Take an Avalanche class, you really want to start here. Stop geeking out on new Airbags, beacons, and other gear that will only get you way over you head. Speaking of head this brings us to the most important tool you will ever need for skiing or riding in the backcountry, are you ready for it. It’s called your brain and we all have one. Now start using it..

My recommendation is to signup for a basic Avalanche Level I class through an AIRE provider. If you live in a mountain town, odds are there is a class near you this winter. Pay attention in the classroom and take notes!

AIARE Avalanche course with Jackson Hole Mountain Guides, Photo Mike Hardaker | Mountain Weekly News

AIARE Avalanche course with Jackson Hole Mountain Guides, Photo Mike Hardaker | Mountain Weekly News

Step 2

Learn how to read terrain and slope angles, its the easiest way to avoid putting yourself or your partners in avalanche terrain. There is a MAJOR difference between skiing and riding in the backcountry and going out into avalanche terrain. I spent 90% of my time in the backcountry these days and of that at most maybe 10% of my season has me exposed to avalanche terrain. Learn to enjoy ripping low angle chest deep blower pow turns, and live to ride another day… Do you really want to die in the mountains, there’s nothing glamorous about it, grow up!


Most Important Tool #2

Without fail every time I head into the backcountry I never leave home without a simple slope inclinometer. (yes it’s hard to pronounce). BCA has one in there Snow Study Kit that I reviewed back in 2013. However another tool which I started using and is worth every penny is the $12 PoleClinometer for Snowwander LLC. Whats rad about this system that was designed by backcountry skier Grayson King is all you have to do is place the slope reader sticker on your ski pole and the PoleClinometer will show you the slope angle you’re interested in riding within about 1-2º.

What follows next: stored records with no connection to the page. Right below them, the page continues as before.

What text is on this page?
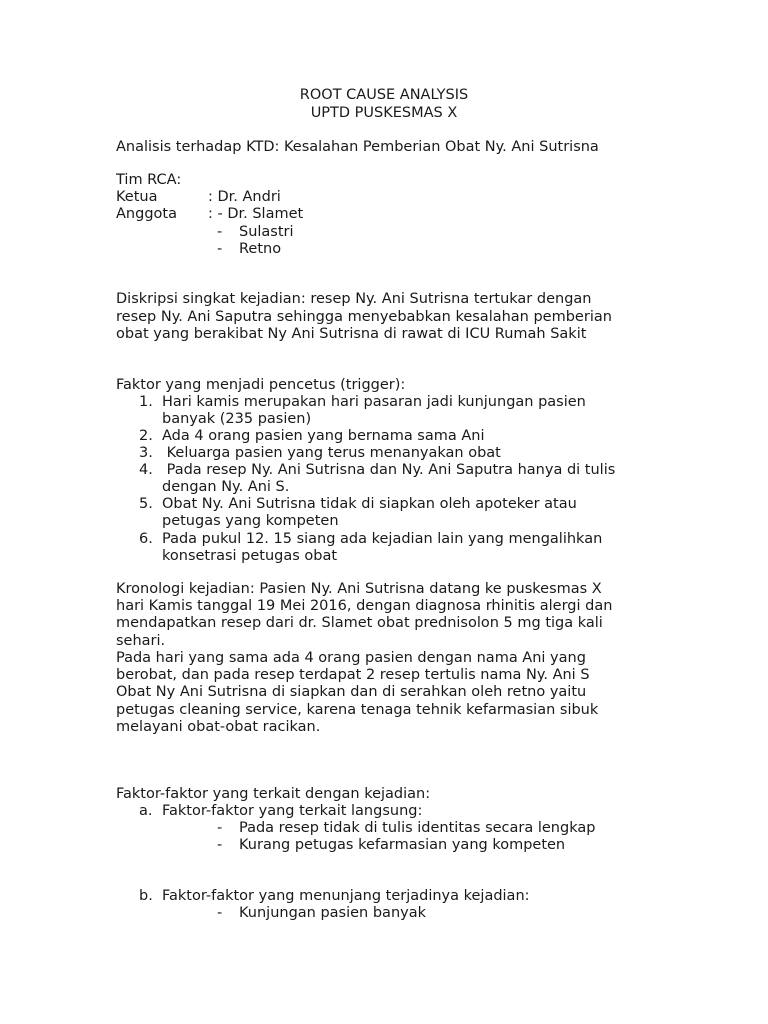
ROOT CAUSE ANALYSIS
UPTD PUSKESMAS X
Analisis terhadap KTD: Kesalahan Pemberian Obat Ny. Ani Sutrisna
Tim RCA:
Ketua	: Dr. Andri
Anggota : - Dr. Slamet
- Sulastri
- Retno
Diskripsi singkat kejadian: resep Ny. Ani Sutrisna tertukar dengan
resep Ny. Ani Saputra sehingga menyebabkan kesalahan pemberian
obat yang berakibat Ny Ani Sutrisna di rawat di ICU Rumah Sakit
Faktor yang menjadi pencetus (trigger):
1. Hari kamis merupakan hari pasaran jadi kunjungan pasien
banyak (235 pasien)
2. Ada 4 orang pasien yang bernama sama Ani
3. Keluarga pasien yang terus menanyakan obat
4. Pada resep Ny. Ani Sutrisna dan Ny. Ani Saputra hanya di tulis
dengan Ny. Ani S.
5. Obat Ny. Ani Sutrisna tidak di siapkan oleh apoteker atau
petugas yang kompeten
6. Pada pukul 12. 15 siang ada kejadian lain yang mengalihkan
konsetrasi petugas obat
Kronologi kejadian: Pasien Ny. Ani Sutrisna datang ke puskesmas X
hari Kamis tanggal 19 Mei 2016, dengan diagnosa rhinitis alergi dan
mendapatkan resep dari dr. Slamet obat prednisolon 5 mg tiga kali
sehari.
Pada hari yang sama ada 4 orang pasien dengan nama Ani yang
berobat, dan pada resep terdapat 2 resep tertulis nama Ny. Ani S
Obat Ny Ani Sutrisna di siapkan dan di serahkan oleh retno yaitu
petugas cleaning service, karena tenaga tehnik kefarmasian sibuk
melayani obat-obat racikan.
Faktor-faktor yang terkait dengan kejadian:
a. Faktor-faktor yang terkait langsung:
- Pada resep tidak di tulis identitas secara lengkap
- Kurang petugas kefarmasian yang kompeten
b. Faktor-faktor yang menunjang terjadinya kejadian:
- Kunjungan pasien banyak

There you have it, it’s that simple. Don’t believe the industry hype surrounding airbags unless you dig false positives.. Just remember all these stats about survival come from people that made a clear mistake in reading the terrain they were riding. Now if you are working as a ski guide, patroller and find yourself routinely in terrain that can slide, then perhaps at that point consider the other tools. For the other 99.9% of us, stay safe with your brain and the ability to read terrain.